Logo no início da entrevista, a psicóloga explicou que a leitura pode gerar cansaço e dificultar a compreensão. “A principal dificuldade é a fadiga e a impulsividade. Quando a pessoa com dislexia lê, muitas vezes ela tenta adivinhar o que está lendo. Ela tem dificuldade de decodificar a letra, troca ‘p’ por ‘b’, por exemplo. Isso traz muitas consequências cognitivas, tanto para a criança quanto para o adulto”, afirmou.

Papel do setor público

Ao falar sobre inclusão, Gisele Teixeira foi direta em destacar a responsabilidade das instituições públicas. Para ela, é o setor público quem deve criar políticas que garantam o acesso e o pertencimento dessas pessoas na sociedade.

“Quem faz as políticas é o setor público. Então, é preciso ter esse olhar afetivo, esse olhar diferenciado.
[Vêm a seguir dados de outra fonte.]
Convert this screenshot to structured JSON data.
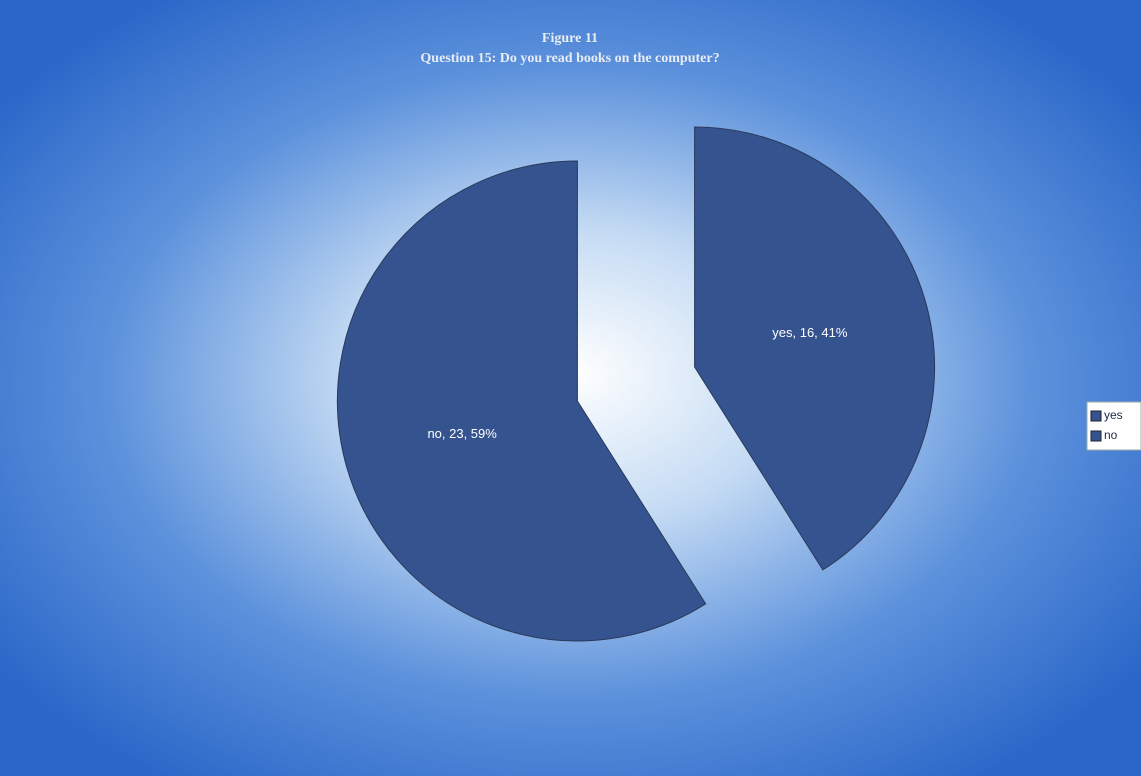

É isso que vai fazer com que a pessoa com alguma deficiência consiga se incluir, consiga, por exemplo, pesquisar um processo no site do Tribunal de Justiça”, disse.

A psicóloga ressaltou que essas ações são fundamentais para que essas pessoas se sintam parte da sociedade e tenham seus direitos garantidos, especialmente no acesso à informação.

Acesso e ferramentas

Durante a entrevista na Rádio TJMT, também foi destacada a importância de pensar em formas de facilitar o acesso à leitura e à informação. Segundo ela, pessoas com dislexia e TDAH podem perder o foco com textos longos e ter dificuldade de manter a atenção.

“O TDAH é a questão da atenção. Muitas vezes, a pessoa começa a ler um texto grande e perde o foco. Já na dislexia, ela não consegue ver a palavra como quem não tem essa dificuldade vê. Ela começa a trocar letras, a adivinhar”, explicou.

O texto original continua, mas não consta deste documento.